There is one thought that is popular among government officials that there is no need to do anything other than discover the procrastinators and enforce the law. That means rigorous audits of people on the “non-compliant” lists followed by imposition of the maximum FBAR penalties (the greater of $100,000 or 50% of the highest balance per year for up to 6 years) and assertion of all other applicable penalties under the Internal Revenue Code. Such penalties include the 75% Civil Fraud Penalty, and the Information Return Penalties. The Criminal Investigation Division will selectively recommend prosecution. The government has a 95% conviction rate in criminal tax cases. Often as in the Manafort case, Money Laundering charges are added which enhance sentencing.

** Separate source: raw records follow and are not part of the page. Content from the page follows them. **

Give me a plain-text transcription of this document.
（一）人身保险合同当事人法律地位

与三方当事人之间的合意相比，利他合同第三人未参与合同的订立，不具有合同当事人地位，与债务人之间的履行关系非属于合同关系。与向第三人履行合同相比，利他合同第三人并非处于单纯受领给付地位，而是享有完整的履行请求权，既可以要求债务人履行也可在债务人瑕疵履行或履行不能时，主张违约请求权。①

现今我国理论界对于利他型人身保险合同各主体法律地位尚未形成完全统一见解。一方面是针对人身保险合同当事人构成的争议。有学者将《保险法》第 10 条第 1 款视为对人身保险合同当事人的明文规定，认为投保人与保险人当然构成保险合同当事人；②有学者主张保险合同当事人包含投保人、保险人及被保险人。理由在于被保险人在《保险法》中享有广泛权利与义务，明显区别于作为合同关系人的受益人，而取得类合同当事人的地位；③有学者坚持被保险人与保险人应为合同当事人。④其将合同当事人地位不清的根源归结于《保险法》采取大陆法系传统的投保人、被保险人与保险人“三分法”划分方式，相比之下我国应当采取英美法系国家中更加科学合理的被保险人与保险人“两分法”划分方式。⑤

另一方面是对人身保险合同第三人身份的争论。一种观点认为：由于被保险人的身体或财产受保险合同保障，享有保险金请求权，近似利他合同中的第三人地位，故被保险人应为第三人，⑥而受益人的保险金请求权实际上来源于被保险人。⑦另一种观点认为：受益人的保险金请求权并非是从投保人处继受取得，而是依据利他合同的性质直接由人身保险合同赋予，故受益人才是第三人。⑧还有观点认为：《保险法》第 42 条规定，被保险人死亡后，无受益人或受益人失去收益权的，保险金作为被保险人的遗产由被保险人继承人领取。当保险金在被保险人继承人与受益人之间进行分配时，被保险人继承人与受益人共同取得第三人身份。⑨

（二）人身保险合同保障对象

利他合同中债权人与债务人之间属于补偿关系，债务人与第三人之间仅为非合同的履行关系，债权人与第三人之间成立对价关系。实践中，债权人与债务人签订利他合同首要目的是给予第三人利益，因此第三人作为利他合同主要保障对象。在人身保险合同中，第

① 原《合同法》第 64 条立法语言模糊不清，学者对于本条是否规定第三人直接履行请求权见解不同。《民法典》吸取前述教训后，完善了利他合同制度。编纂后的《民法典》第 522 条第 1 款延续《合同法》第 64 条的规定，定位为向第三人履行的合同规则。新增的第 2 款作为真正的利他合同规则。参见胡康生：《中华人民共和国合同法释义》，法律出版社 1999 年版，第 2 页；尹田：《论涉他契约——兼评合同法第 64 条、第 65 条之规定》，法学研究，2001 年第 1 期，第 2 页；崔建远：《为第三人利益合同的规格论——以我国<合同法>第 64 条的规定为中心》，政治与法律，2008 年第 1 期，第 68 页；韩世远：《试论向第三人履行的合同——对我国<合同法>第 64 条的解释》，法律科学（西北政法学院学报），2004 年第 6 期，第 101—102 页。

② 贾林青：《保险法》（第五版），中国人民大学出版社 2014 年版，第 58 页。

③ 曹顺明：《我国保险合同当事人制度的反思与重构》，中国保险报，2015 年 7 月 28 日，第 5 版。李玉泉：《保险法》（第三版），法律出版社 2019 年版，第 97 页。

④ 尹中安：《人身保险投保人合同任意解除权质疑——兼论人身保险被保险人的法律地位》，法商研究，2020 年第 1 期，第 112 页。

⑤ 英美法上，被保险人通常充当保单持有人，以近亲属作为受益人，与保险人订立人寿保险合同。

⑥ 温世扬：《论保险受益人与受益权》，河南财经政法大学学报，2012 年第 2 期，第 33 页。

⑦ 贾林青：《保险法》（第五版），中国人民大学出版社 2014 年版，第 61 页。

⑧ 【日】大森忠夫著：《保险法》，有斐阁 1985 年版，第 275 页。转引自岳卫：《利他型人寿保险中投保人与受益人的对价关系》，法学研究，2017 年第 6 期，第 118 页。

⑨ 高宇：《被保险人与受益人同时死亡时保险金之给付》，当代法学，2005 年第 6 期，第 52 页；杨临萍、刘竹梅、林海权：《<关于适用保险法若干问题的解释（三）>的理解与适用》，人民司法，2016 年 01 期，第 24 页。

The prospect for the future for taxpayers who “willfully” failed to disclose their foreign financial accounts and report the income are likely to be unpleasant. For those taxpayers who can certify under penalties of perjury that their conduct was non-willful, the Streamline Domestic and Streamline Non-resident Programs will continue. The future is no bleak for these taxpayers, if they act with reasonable speed. An example of such a person is a U.S. taxpayer living and working offshore who had a personal account in a foreign financial institution and who reported the interest and dividend income on the account on his/her income tax return, but who failed to file an FBAR. There are, of course, other facts and circumstance where a Streamline filing is appropriate.
The post September 28, 2018 environment promises to be challenging and loaded with enforcement initiatives. We will, of course be ready to provide professional assistance in dealing with the new challenges.